Measurement of the natural potential after the 100 cycle test, measurement of the current density (using a small current ampere meter) and inspection of the outer appearance after each cycle and inspection of the rusted area (%) of the steel bars after the 100 cycle test, were conducted. The results are shown in Table 1.
It is evident from Table 1 that in Examples 1 and 2 wherein corrosion prevention was conducted by the method of the present invention, the operation was efficient and inexpensive, and corrosion prevention was substantially equal, as compared with Comparative Example 2 wherein corrosion prevention was conducted by a conventional mesh anode system.
In Comparative Example 1 wherein blast treatment was conducted, the metal spray coating film had poor adhesion and peeled off, and the specimen was poor in corrosion prevention for a long period of time.

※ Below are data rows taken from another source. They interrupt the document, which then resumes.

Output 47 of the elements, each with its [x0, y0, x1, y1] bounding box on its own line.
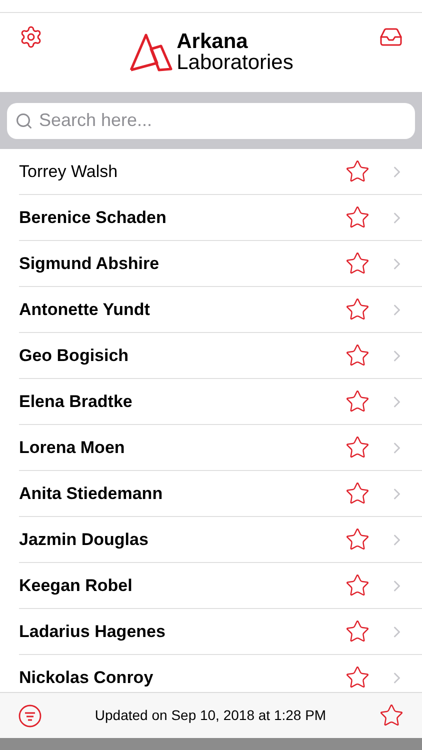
contact-row[interactable]: Lorena Moen [19, 425, 422, 471]
search-icon [15, 112, 33, 130]
contact-name: Keegan Robel [19, 574, 134, 597]
search-field[interactable]: Search here... [7, 102, 415, 138]
contact-name: Nickolas Conroy [19, 666, 154, 689]
favorite-icon[interactable] [345, 389, 370, 414]
contact-name: Anita Stiedemann [19, 482, 164, 505]
settings-button[interactable] [19, 25, 43, 49]
contact-row[interactable]: Antonette Yundt [19, 287, 422, 333]
brand-name: Arkana [176, 31, 249, 52]
contact-row[interactable]: Elena Bradtke [19, 379, 422, 425]
favorites-button[interactable] [378, 703, 404, 728]
contact-row[interactable]: Berenice Schaden [19, 195, 422, 241]
favorite-icon[interactable] [345, 481, 370, 506]
favorite-icon[interactable] [345, 527, 370, 552]
contact-name: Lorena Moen [19, 436, 126, 459]
contact-row[interactable]: Ladarius Hagenes [19, 609, 422, 655]
favorite-icon[interactable] [345, 159, 370, 184]
brand-subtitle: Laboratories [176, 52, 294, 73]
favorite-icon[interactable] [345, 343, 370, 368]
contact-row[interactable]: Keegan Robel [19, 563, 422, 609]
filter-button[interactable] [18, 704, 42, 728]
settings-icon [19, 25, 43, 49]
contact-row[interactable]: Sigmund Abshire [19, 241, 422, 287]
favorite-icon[interactable] [345, 205, 370, 230]
update-status: Updated on Sep 10, 2018 at 1:28 PM [94, 706, 326, 725]
contact-name: Antonette Yundt [19, 298, 151, 321]
contact-row[interactable]: Torrey Walsh [19, 149, 422, 195]
contact-name: Ladarius Hagenes [19, 620, 166, 643]
favorite-icon[interactable] [345, 619, 370, 644]
favorite-icon[interactable] [345, 665, 370, 690]
filter-icon [18, 704, 42, 728]
favorite-icon[interactable] [345, 573, 370, 598]
contact-row[interactable]: Anita Stiedemann [19, 471, 422, 517]
contact-name: Sigmund Abshire [19, 252, 160, 275]
favorite-icon[interactable] [345, 251, 370, 276]
contact-name: Jazmin Douglas [19, 528, 150, 551]
favorite-icon[interactable] [345, 297, 370, 322]
contact-name: Geo Bogisich [19, 344, 130, 367]
favorite-icon[interactable] [345, 435, 370, 460]
contact-name: Elena Bradtke [19, 390, 134, 413]
contact-name: Berenice Schaden [19, 206, 168, 229]
logo-icon [128, 32, 173, 72]
contact-row[interactable]: Geo Bogisich [19, 333, 422, 379]
contact-name: Torrey Walsh [19, 160, 119, 183]
star-icon [378, 703, 404, 728]
contact-row[interactable]: Jazmin Douglas [19, 517, 422, 563]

Further, the non-treated test specimen showed cracking in the concrete, and rust formed substantially over the entire surface of the steel bars.

Claims

A method for preventing corrosion of a reinforced concrete structure having a reinforcing steel embedded therein, which comprises coating an aggregate-containing primer on the surface of the reinforced concrete structure, to form a primer layer having a rough surface, metal-spraying aluminum, an aluminum alloy or a zinc-aluminum pseudo alloy on the primer layer to form a metal spray coating layer, and applying a direct current voltage across the metal spray coating layer as an anode and the reinforcing steel as a cathode to conduct a corrosion preventive current.
The method for preventing corrosion of a reinforced concrete structure according to Claim 1, wherein the primer layer is a layer having a surface roughness (Rz) of from 40 to 150 µm.
The method for preventing corrosion of a reinforced concrete structure according to Claim 1, wherein a protective coating film is formed on the metal spray coating layer.